Business
Maine Electricity Supply Costs Expected to Rise in January 2024

Most households and small businesses in Maine are poised for an increase in electricity supply costs starting in January 2024. According to an analysis by Competitive Energy Services, a Portland-based consulting firm, residents can expect a rise of approximately 15% in their electricity supply rates. This translates to an estimated additional cost of around $8 per month for the average household by 2026.
The anticipated hike in supply costs is separate from a recent request by Central Maine Power (CMP) to increase its distribution rates as part of an effort to upgrade its aging infrastructure. This proposal, currently under review by the Maine Public Utilities Commission, has faced significant backlash from consumers already grappling with rising costs. By early October, record numbers of public comments, totaling 617, had been submitted in opposition to CMP’s request.

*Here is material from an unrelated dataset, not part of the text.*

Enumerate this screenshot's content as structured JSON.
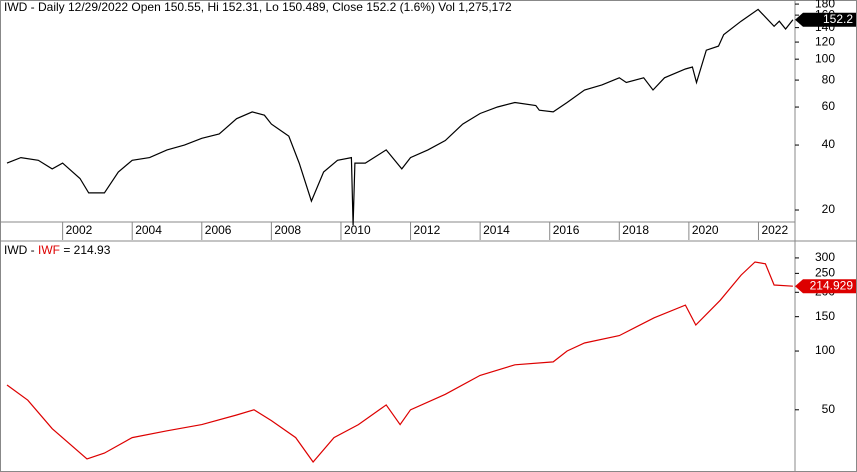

Andrew Price, president and CEO of Competitive Energy Services, highlighted the growing concern over affordability, stating, “Affordability is becoming a big issue, a big political issue.” He noted that the impending supply cost hike will likely add to the frustration felt by consumers regarding CMP’s proposed distribution increases.
Electricity rates are not just a local concern; they are becoming a national issue as well. According to the Energy Information Administration, consumers have experienced a 13% increase in electricity prices since 2022, with further increases projected for next year. In various regions, these increases are linked to the construction of new power plants to support expanding data centers.
Maine’s expected rise in supply costs stems primarily from increasing wholesale natural gas prices, rather than external factors such as artificial intelligence or CMP’s distribution case. The U.S. has become the world’s largest exporter of natural gas, with projections indicating that liquefied natural gas (LNG) exports will double by 2030. This surge in exports is part of a broader goal to enhance American energy dominance, as outlined during the previous administration.
Unfortunately, higher natural gas prices negatively impact energy consumers in New England, where approximately half of the region’s electricity is generated from natural gas. The price of natural gas helps determine the marginal cost for other energy sources supplying the grid, which puts pressure on overall electricity rates.
The Maine PUC is set to review annual bids from electricity generators for standard supply service in 2026 next month. Philip Bartlett, chair of the PUC, stated, “It’s fair to say that electricity prices track natural gas prices.” He explained that if generators anticipate rising gas prices, they may adjust their bids accordingly.
Electricity supply rates in Maine have fluctuated significantly over recent years. They have ranged from about 6 cents to 16 cents per kilowatt-hour, with recent trends showing standard offer supply rates around 11 cents per kWh for CMP and Bangor Hydro District. This volatility has made supply costs the largest and most unpredictable component of consumers’ electric bills.
Maine’s electric rates have increased at the third-fastest rate in the country from 2014 to 2024, according to a previous analysis by The Maine Monitor. Factors contributing to this rise include a state solar reimbursement policy and storm damage repairs, but skyrocketing natural gas prices have been the predominant factor.
The region’s reliance on natural gas makes it particularly susceptible to price swings, especially during peak demand periods in the winter when pipeline capacity is strained, necessitating the use of more expensive LNG.
LNG is also influencing electricity prices across the country as older coal plants are retired, leading to a greater dependency on natural gas, which now accounts for 42% of U.S. electricity generation. The increase in LNG exports primarily aims to reduce reliance on Russian energy and meet the growing energy needs in Asia.
Recent data from the Institute for Energy Economics and Finance Analysis indicates that gas exports now exceed domestic consumption at power plants. The Energy Information Administration forecasts that a key market price for natural gas will rise from $2.20 per million BTU last year to $4.10 in January 2024.
While some industry groups, such as the American Petroleum Institute, argue that LNG exports have minimal impact on domestic gas prices, the effects on electricity rates remain a concern for many consumers. Heather Sanborn, Maine’s public advocate for utility customers, expressed frustration over limited state tools to mitigate supply costs.
Sanborn’s office regularly hears from constituents worried about electricity affordability. She emphasized the importance of exploring alternative procurement methods for standard offer contracts. A bill passed this year directs the PUC to consider soliciting bids more frequently and for varying lengths of time to address rate volatility.
Bartlett noted that while minor adjustments to procurement methods might be beneficial, no significant solutions are on the horizon that could drastically lower supply costs for consumers. An upcoming report to the Maine Legislature is expected in January 2024, which may provide further insights.
Both Sanborn and Bartlett agree that investing in renewable energy sources, such as solar and wind, could help stabilize costs over time. These resources can reduce reliance on gas plants during peak demand times. However, federal support for renewable energy projects has diminished, particularly under previous policies favoring fossil fuels.
Sanborn concluded, “To the extent we’re not building grid-scale storage or offshore wind, we are allowing natural gas to be the marginal cost setter in our region,” underscoring the need for a more balanced energy strategy moving forward.